When the judge finally refused to focus only on the evidence in the original indictment by saying the defence previously had the occasion to ask for more time, Mark Summers, for the defence, explained very well how difficult it could be to take a decision on the matter when a client had not even seen the new indictment and the lawyers could only communicate with him via short telephone calls.
For this reason, he asked for the case to be postponed, in order for his team to look up the new evidence from the U.S. However, the application was refused by judge Vanessa Baraitser.
When the battle was over, the Court started hearing the witnesses. It was the time of Mark Feldstein, who was asked by the defence about two reports he has written over the case.
An investigative reporter graduated from Harvard, Feldstein told the Court he is not being paid for his evidence and explained that the leaking of classified information is “endemic” in America and the exposure of corruption and misuse of power they produce “go back to the time of George Washington”.
He told the Court leaks occur “on a daily basis” and no publisher had ever been successfully prosecuted in the United States for publishing leaked information.

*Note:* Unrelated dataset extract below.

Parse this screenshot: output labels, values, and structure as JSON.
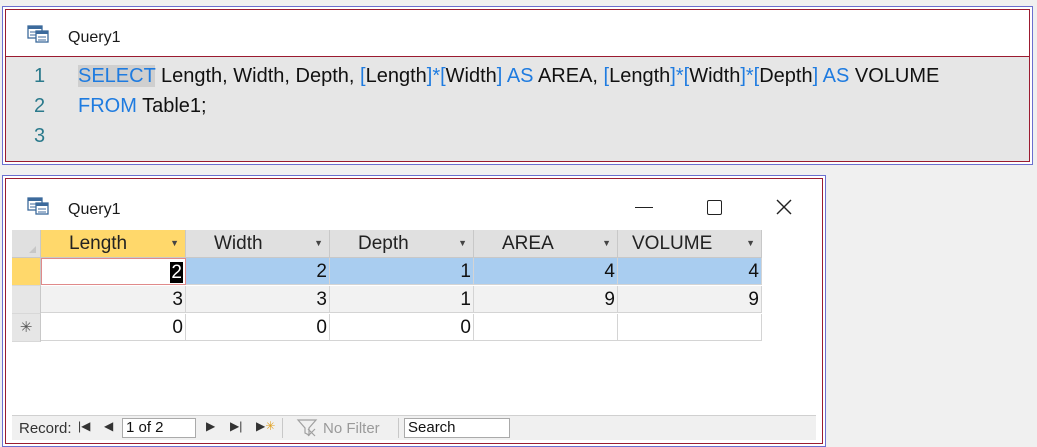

The authoritative opinion closed the first day of hearing, reminding the Court that there is no historical situation when a grand jury had brought charges against a publisher.
The hearing is expected to last between three and four weeks, with the prosecution of the WikiLeaks publisher appearing more and more as a consequence of the war on journalism carried on by Trump Administration. New witnesses will try to help stop this attack today, as the investigative journalist Nicolas Hager, the Middle East correspondent for The Independent Patrick Cockburn and the Pentagon Papers whistleblower Daniel Ellsberg will be heard.